Same pattern as above, but using OpenAI API. This is optional and may incur cost.


In [None]:
if not OPENAI_ENABLED:
    display(Markdown("**Skipped:** set a real `OPENAI_API_KEY` in `.env` to run this section."))
else:
    seed_topic = "function calling in agents"
    openai_client = OpenAI(api_key=OPENAI_API_KEY)
    openai_turn1 = openai_client.chat.completions.create(
        model=OPENAI_MODEL,
        messages=[
            {"role": "system", "content": "You are a helpful instructor."},
            {"role": "user", "content": f"Generate one strong interview question about {seed_topic}. Return the question only"},
        ],
        temperature=1,
    )

    openai_assistant_question = openai_turn1.choices[0].message.content
    display(Markdown("## OpenAI Turn 1: Assistant-Generated Question\n\n" + openai_assistant_question))

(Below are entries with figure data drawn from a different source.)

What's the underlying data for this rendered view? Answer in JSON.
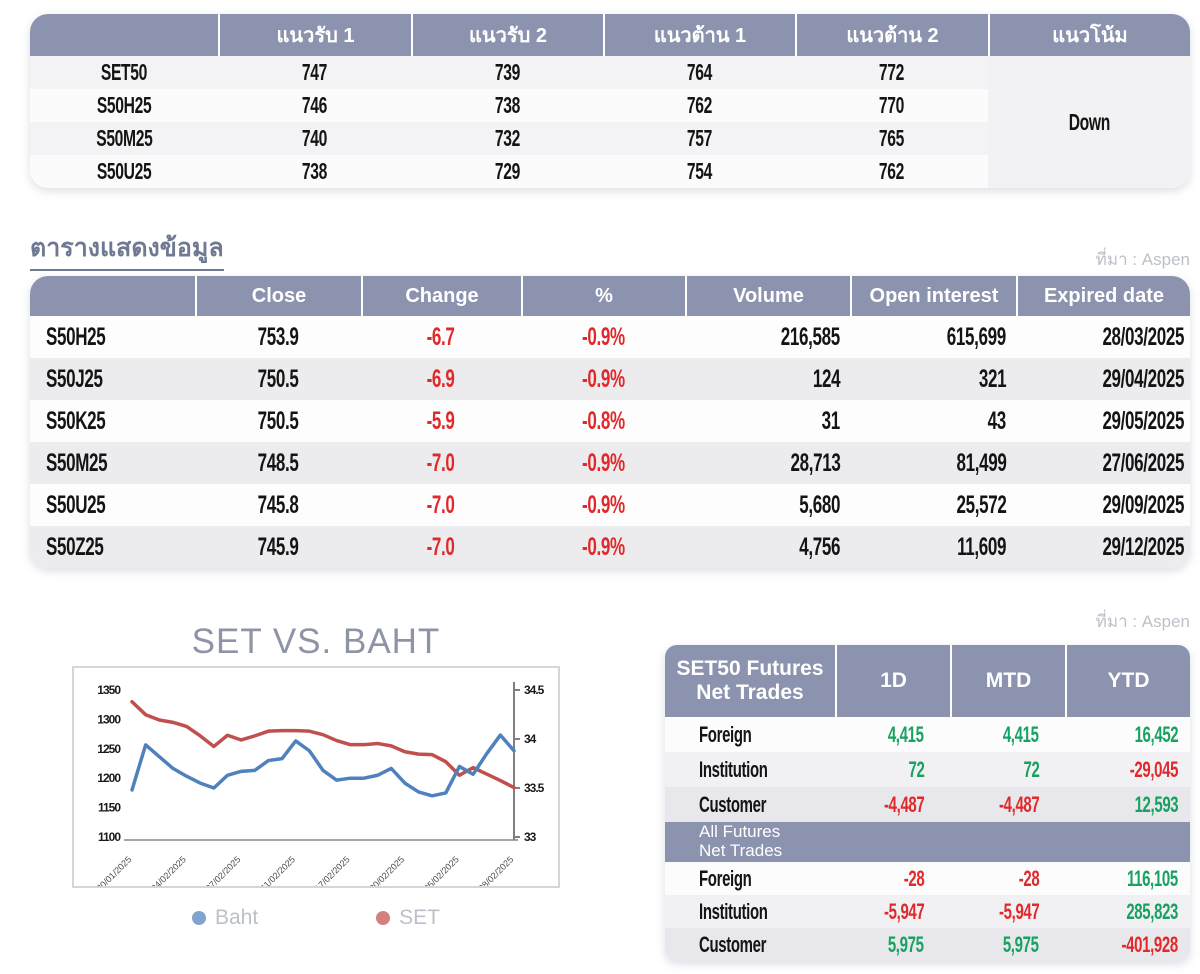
{
  "palette": {
    "header_bg": "#8b93ae",
    "positive": "#18a160",
    "negative": "#e1292b",
    "title": "#6f7992",
    "source": "#bcc0c9",
    "chart_title": "#8e94a5",
    "chart_blue": "#4f81bd",
    "chart_red": "#c0504d"
  },
  "support_table": {
    "headers": [
      "",
      "แนวรับ 1",
      "แนวรับ 2",
      "แนวต้าน 1",
      "แนวต้าน 2",
      "แนวโน้ม"
    ],
    "rows": [
      {
        "name": "SET50",
        "s1": "747",
        "s2": "739",
        "r1": "764",
        "r2": "772"
      },
      {
        "name": "S50H25",
        "s1": "746",
        "s2": "738",
        "r1": "762",
        "r2": "770"
      },
      {
        "name": "S50M25",
        "s1": "740",
        "s2": "732",
        "r1": "757",
        "r2": "765"
      },
      {
        "name": "S50U25",
        "s1": "738",
        "s2": "729",
        "r1": "754",
        "r2": "762"
      }
    ],
    "trend": "Down"
  },
  "data_section": {
    "title": "ตารางแสดงข้อมูล",
    "source": "ที่มา : Aspen"
  },
  "futures_table": {
    "headers": [
      "",
      "Close",
      "Change",
      "%",
      "Volume",
      "Open interest",
      "Expired date"
    ],
    "rows": [
      {
        "name": "S50H25",
        "close": "753.9",
        "change": "-6.7",
        "pct": "-0.9%",
        "volume": "216,585",
        "oi": "615,699",
        "expiry": "28/03/2025"
      },
      {
        "name": "S50J25",
        "close": "750.5",
        "change": "-6.9",
        "pct": "-0.9%",
        "volume": "124",
        "oi": "321",
        "expiry": "29/04/2025"
      },
      {
        "name": "S50K25",
        "close": "750.5",
        "change": "-5.9",
        "pct": "-0.8%",
        "volume": "31",
        "oi": "43",
        "expiry": "29/05/2025"
      },
      {
        "name": "S50M25",
        "close": "748.5",
        "change": "-7.0",
        "pct": "-0.9%",
        "volume": "28,713",
        "oi": "81,499",
        "expiry": "27/06/2025"
      },
      {
        "name": "S50U25",
        "close": "745.8",
        "change": "-7.0",
        "pct": "-0.9%",
        "volume": "5,680",
        "oi": "25,572",
        "expiry": "29/09/2025"
      },
      {
        "name": "S50Z25",
        "close": "745.9",
        "change": "-7.0",
        "pct": "-0.9%",
        "volume": "4,756",
        "oi": "11,609",
        "expiry": "29/12/2025"
      }
    ]
  },
  "chart_section": {
    "title": "SET VS. BAHT",
    "source": "ที่มา : Aspen",
    "legend": [
      {
        "label": "Baht",
        "color": "#4f81bd"
      },
      {
        "label": "SET",
        "color": "#c0504d"
      }
    ]
  },
  "chart_data": {
    "type": "line",
    "title": "SET VS. BAHT",
    "x_labels": [
      "30/01/2025",
      "04/02/2025",
      "07/02/2025",
      "11/02/2025",
      "17/02/2025",
      "20/02/2025",
      "25/02/2025",
      "28/02/2025"
    ],
    "x_label_indices": [
      0,
      4,
      8,
      12,
      16,
      20,
      24,
      28
    ],
    "left_axis": {
      "min": 1100,
      "max": 1350,
      "ticks": [
        1350,
        1300,
        1250,
        1200,
        1150,
        1100
      ]
    },
    "right_axis": {
      "min": 33,
      "max": 34.5,
      "ticks": [
        34.5,
        34,
        33.5,
        33
      ]
    },
    "legend_position": "bottom",
    "series": [
      {
        "name": "SET",
        "axis": "left",
        "color": "#c0504d",
        "values": [
          1330,
          1308,
          1299,
          1295,
          1288,
          1272,
          1254,
          1273,
          1265,
          1272,
          1280,
          1281,
          1281,
          1280,
          1274,
          1264,
          1257,
          1257,
          1259,
          1255,
          1245,
          1241,
          1240,
          1228,
          1205,
          1218,
          1207,
          1196,
          1184
        ]
      },
      {
        "name": "Baht",
        "axis": "right",
        "color": "#4f81bd",
        "values": [
          33.48,
          33.94,
          33.82,
          33.7,
          33.62,
          33.55,
          33.5,
          33.63,
          33.67,
          33.68,
          33.78,
          33.8,
          33.98,
          33.88,
          33.68,
          33.58,
          33.6,
          33.6,
          33.63,
          33.7,
          33.55,
          33.46,
          33.42,
          33.45,
          33.72,
          33.64,
          33.85,
          34.04,
          33.88
        ]
      }
    ]
  },
  "net_trades": {
    "source": "ที่มา : Aspen",
    "columns": [
      "1D",
      "MTD",
      "YTD"
    ],
    "sections": [
      {
        "title_line1": "SET50 Futures",
        "title_line2": "Net Trades",
        "rows": [
          {
            "name": "Foreign",
            "d1": "4,415",
            "mtd": "4,415",
            "ytd": "16,452"
          },
          {
            "name": "Institution",
            "d1": "72",
            "mtd": "72",
            "ytd": "-29,045"
          },
          {
            "name": "Customer",
            "d1": "-4,487",
            "mtd": "-4,487",
            "ytd": "12,593"
          }
        ]
      },
      {
        "title_line1": "All Futures",
        "title_line2": "Net Trades",
        "rows": [
          {
            "name": "Foreign",
            "d1": "-28",
            "mtd": "-28",
            "ytd": "116,105"
          },
          {
            "name": "Institution",
            "d1": "-5,947",
            "mtd": "-5,947",
            "ytd": "285,823"
          },
          {
            "name": "Customer",
            "d1": "5,975",
            "mtd": "5,975",
            "ytd": "-401,928"
          }
        ]
      }
    ]
  }
}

    openai_turn2 = openai_client.chat.completions.create(
        model=OPENAI_MODEL,
        messages=[
            {"role": "system", "content": "You are a helpful instructor."},
            {"role": "assistant", "content": openai_assistant_question},
            {"role": "user", "content": "Now answer that question in 4 short bullet points for beginners."},
        ],
        temperature=1,
    )

    display(Markdown("## OpenAI Turn 2: Answer Using Assistant Context\n\n" + openai_turn2.choices[0].message.content))


## 6) Exercises
- Build your own 3-turn loop: (1) model generates a question, (2) you pass that as an `assistant` message, (3) model answers and then proposes one follow-up question.
- Repeat the loop for 2 more turns while keeping the full `messages` history.
- Compare how the conversation quality changes when you remove prior `assistant` messages.
- Optional: run the same loop on both Ollama and OpenAI and compare results.


**Hint (persistent message history):** keep a single `messages` list, append each new `assistant` output and `user` prompt, then pass the full list again in the next call.